Summary: The most efficient form of government is a benevolent dictatorship. It’s totally efficicent, totally logical, and totally without human error. But Jesus didn’t set up His kingdom that way. Why not?
OPEN: In the 1970’s Andrew Richardson, a Liverpool postal worker, declared his semi-detached flat to be the independent nation of Granbia. After a while, however, Richardson lost interest, and the apartment reverted to England by default.
In 1964, Leicester Hemingway, the little brother of author Ernest Hemingway built an 8 by 30 foot floating bamboo platform 7 miles off the coast of Jamaica, anchoring it to the ocean floor with a Ford engine block. "I can stand on the platform, walk around on it, and salute the flag, all of which I do periodically," Hemingway bragged to reporters. "There are no taxes here, because taxes are for people not smart enough to start their own countries." In time, part of his country was destroyed by fishermen in search of scrap wood; the rest sank in a storm.

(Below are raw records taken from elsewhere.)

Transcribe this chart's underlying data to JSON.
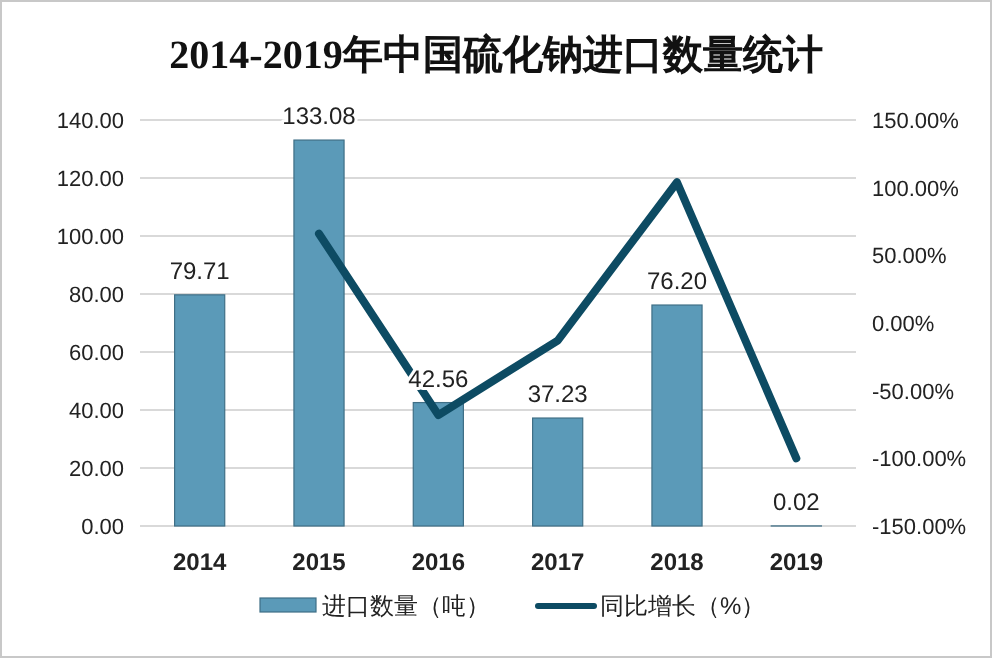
{
  "chart_data": {
    "type": "bar",
    "title": "2014-2019年中国硫化钠进口数量统计",
    "categories": [
      "2014",
      "2015",
      "2016",
      "2017",
      "2018",
      "2019"
    ],
    "series": [
      {
        "name": "进口数量（吨）",
        "color": "#5b9ab8",
        "values": [
          79.71,
          133.08,
          42.56,
          37.23,
          76.2,
          0.02
        ],
        "value_labels": [
          "79.71",
          "133.08",
          "42.56",
          "37.23",
          "76.20",
          "0.02"
        ]
      },
      {
        "name": "同比增长（%）",
        "type": "line",
        "axis": "y2",
        "color": "#0d4b63",
        "values": [
          null,
          66,
          -68,
          -13,
          104,
          -100
        ]
      }
    ],
    "ylim": [
      0,
      140
    ],
    "yticks": [
      {
        "value": 0,
        "label": "0.00"
      },
      {
        "value": 20,
        "label": "20.00"
      },
      {
        "value": 40,
        "label": "40.00"
      },
      {
        "value": 60,
        "label": "60.00"
      },
      {
        "value": 80,
        "label": "80.00"
      },
      {
        "value": 100,
        "label": "100.00"
      },
      {
        "value": 120,
        "label": "120.00"
      },
      {
        "value": 140,
        "label": "140.00"
      }
    ],
    "y2lim": [
      -150,
      150
    ],
    "y2ticks": [
      {
        "value": -150,
        "label": "-150.00%"
      },
      {
        "value": -100,
        "label": "-100.00%"
      },
      {
        "value": -50,
        "label": "-50.00%"
      },
      {
        "value": 0,
        "label": "0.00%"
      },
      {
        "value": 50,
        "label": "50.00%"
      },
      {
        "value": 100,
        "label": "100.00%"
      },
      {
        "value": 150,
        "label": "150.00%"
      }
    ],
    "grid": "y",
    "legend": "bottom",
    "marker": "none",
    "line_style": "solid"
  }
}
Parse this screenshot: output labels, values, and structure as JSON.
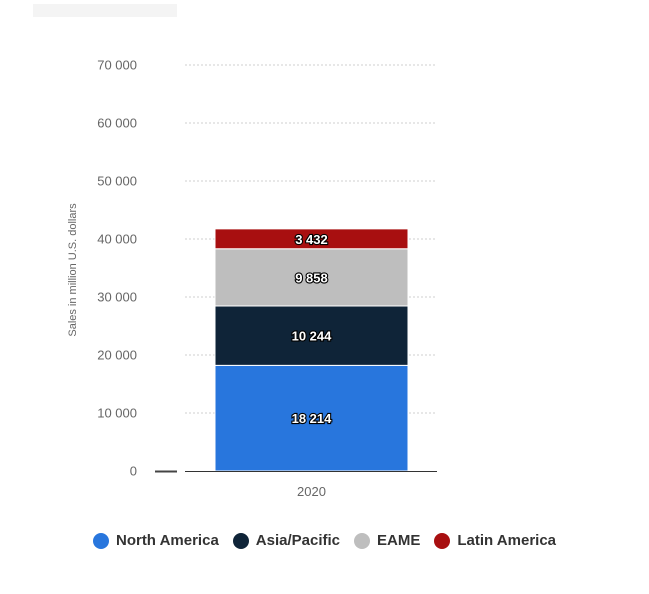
{
  "chart_data": {
    "type": "bar",
    "stacked": true,
    "categories": [
      "2020"
    ],
    "series": [
      {
        "name": "North America",
        "values": [
          18214
        ],
        "label": "18 214",
        "color": "#2876dd"
      },
      {
        "name": "Asia/Pacific",
        "values": [
          10244
        ],
        "label": "10 244",
        "color": "#0f2438"
      },
      {
        "name": "EAME",
        "values": [
          9858
        ],
        "label": "9 858",
        "color": "#bebebe"
      },
      {
        "name": "Latin America",
        "values": [
          3432
        ],
        "label": "3 432",
        "color": "#a80f10"
      }
    ],
    "ylabel": "Sales in million U.S. dollars",
    "ylim": [
      0,
      70000
    ],
    "yticks": [
      0,
      10000,
      20000,
      30000,
      40000,
      50000,
      60000,
      70000
    ],
    "ytick_labels": [
      "0",
      "10 000",
      "20 000",
      "30 000",
      "40 000",
      "50 000",
      "60 000",
      "70 000"
    ],
    "grid": true,
    "legend_position": "bottom"
  }
}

In 1969, when the Western Australia Wheat Quota board limited the amount of wheat he could grow Leonard George Casely took his 18,500 acre farm and seceded from Australia to form his own country. He designed his own national flag and motto, printed his own money, and set up his own parliament.
Australia refused to recognize his sovereignty, so in 1977 he declared war. Nothing came of it - he backed down two days later and re-established diplomatic relations. Casely claims he pays no Australian taxes, but he admits he makes payments to the Australian government as an "international courtesy."
APPLY: Kingdoms come and kingdoms go. Even the most mighty of nations don’t last forever. As powerful as the United States of America is, one day, it too will pass away.
But (pause) when the angel of the Lord appeared to Mary he said to her, "Do not be afraid, Mary, you have found favor with God. You will be with child and give birth to a son, and you are to give him the name Jesus.
He will be great and will be called the Son of the Most High. The Lord God will give him the throne of his father David, and he will reign over the house of Jacob forever; his kingdom will never end." (Luke 1:30-33)
Approximately 600 years before Jesus was born, the prophet Daniel interpreted a vision that troubled King Nebuchadnezzar. The vision was of a great statue, which (represented the nations of Babylon, Medo-Persia, Greece and finally Rome). And then he said: "In the time of those kings, the God of heaven will set up a kingdom that will never be destroyed, nor will it be left to another people. It will crush all those kingdoms and bring them to an end, but it will itself endure forever.” Daniel 2:44
Colossians tells us that when we became Christians, God “rescued us from the dominion of darkness and brought us into the kingdom of the Son he loves…” Colossians 1:13
I. What kind of Kingdom is this? What kingdom would last forever…?
That Kingdom is the church. That’s what Jesus came to die for, and what He rose from the dead to create. A Kingdom unlike anything that the world had ever seen before or since. And that’s not the only thing that’s different about this Kingdom we belong to… it’s run different
ILLUS: My dad used to say the most efficient form of government was a benevolent dictatorship… and Dad said he was willing to volunteer for the job!
Consider: How much more efficient could it be, than for Jesus run everything in the Church from "up there." Really. If there was a decision to be made in church, you wouldn’t have to bother to ask, you wouldn’t have to bother to pray… you don’t have to bother period. He’d take care of it.
Every decision that would be made, every sermon that would be preached. Every class that would be taught - He’d take care of it. He could do that you know – He’s God after all!
It would be a truly “benevolent dictatorship”
1. Totally efficient
2. Totally logical
3. Totally without any room for mistakes or human error
AND… almost totally the opposite of what Jesus actually did.
II. I think that’s part of the reason Ephesians tells us Jesus gave “gifts” to the church: Apostles, Prophets, Evangelists, and Pastors & Teachers
We’re not sure, but we think Paul was writing about what we call:
* Missionaries (Apostles means: “those who are sent” and occasionally, church sent missionaries were called "Apostles")
* Preachers (Prophets & Evangelists are used in other parts of Scripture to describe what we might call Ministers or preachers)
* Elders (I Peter 5, Pastors was used to describe Elders, note preachers)
* And, of course, Teachers - which is more less self explanatory.
But, who those terms referred to is not as important as the fact that Jesus turned responsibility for the church over to… mortals. Human beings. Individuals in whose hands ALMOST NOTHING ends up being totally efficient, logical or without error. Why would He do that?